Wyden touched briefly on what he called Internet Neutrality and why America should keep Internet Neutrality intact. Wyden said all Americans should have equal access to the internet for all of the many educational, financial, social and entertainment benefits it offers. He said efforts by America’s communications giants to put everything “a la carte,” not only on what’s accessible but how fast it’s delivered – would dramatically increase prices from what we’re currently paying. Wyden said it would be disastrous for the country, our economy and for our nation’s quality of life.

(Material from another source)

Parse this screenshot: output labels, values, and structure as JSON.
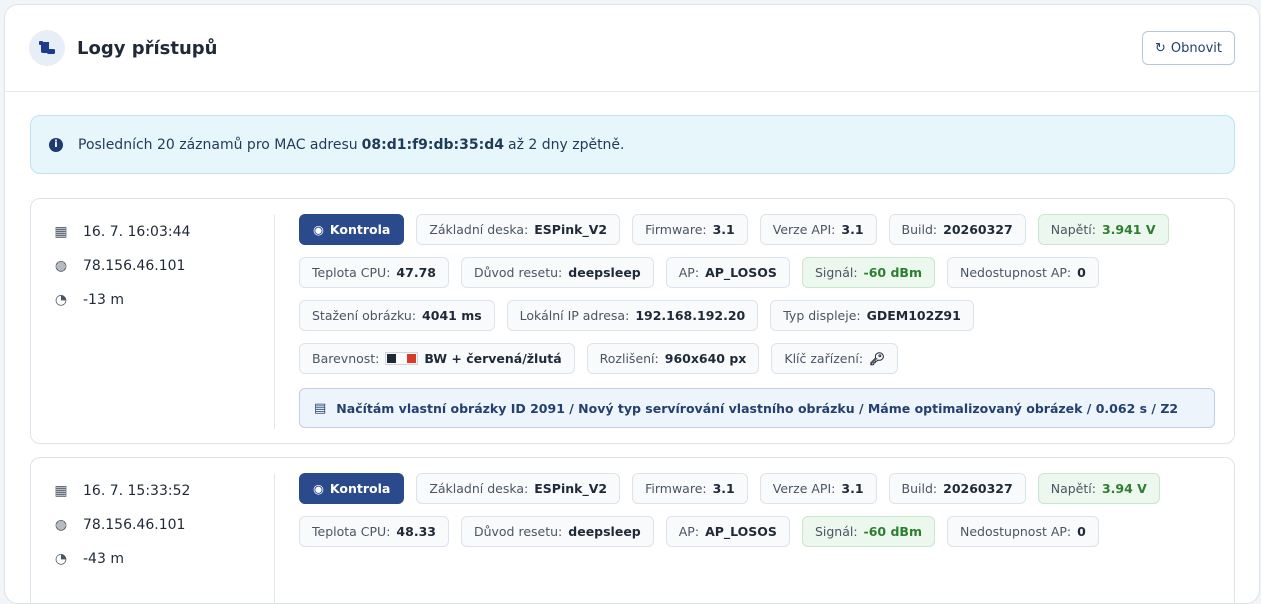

Wyden was then asked by a citizen about his thoughts on the country’s new Secretary of Education, Betsy DeVos, a billionaire appointee now in charge of America’s education system even though Ms. DeVos has never been employed by, or in charge of, any educational institution in the country. Wyden said it was plain to him and to his congressional colleagues that DeVos is ill-prepared for the job. Wyden was also concerned about funding for America’s schools because if DeVos is allowed to start channeling more federal dollars to public charter schools, which she has said she wants to do, it would leave America’s already underfunded schools even higher and drier on all fronts. Test scores reveal that charter schools don’t appreciably educate better than public schools since educational performance has a family factor to it – the lower the income, the lower the performance levels. Charter schools have been roundly criticized for siphoning off higher performing students which come predominantly from higher income families. They say it leaves behind lower income family students to flail and struggle in schools that are left with substantially reduced budgets, now playing second fiddle to charter schools.
Getting back to public lands here in Oregon, income from federal lands provides a large part of Oregon public school revenue. But with the slow down in the harvesting of timber, especially, those funds have begun to dry up leaving a worsening funding gap for Oregon’s education system. Senator Wyden says other states are finding themselves in the same situation. He said he and a few of his colleagues, including a few republicans, are pushing a plan to have the federal government pay what’s called “in lieu” funds instead of taxes on harvested timber. Wyden told the crowd that this funding change strategy is in its early phases.
Wyden will conduct two more Central Oregon Town Hall meetings this week: Tuesday, 12:30pm at Crook County High School Auditorium in Prineville. Then Wednesday in Madras at 10am at the Madras Performing Arts Center.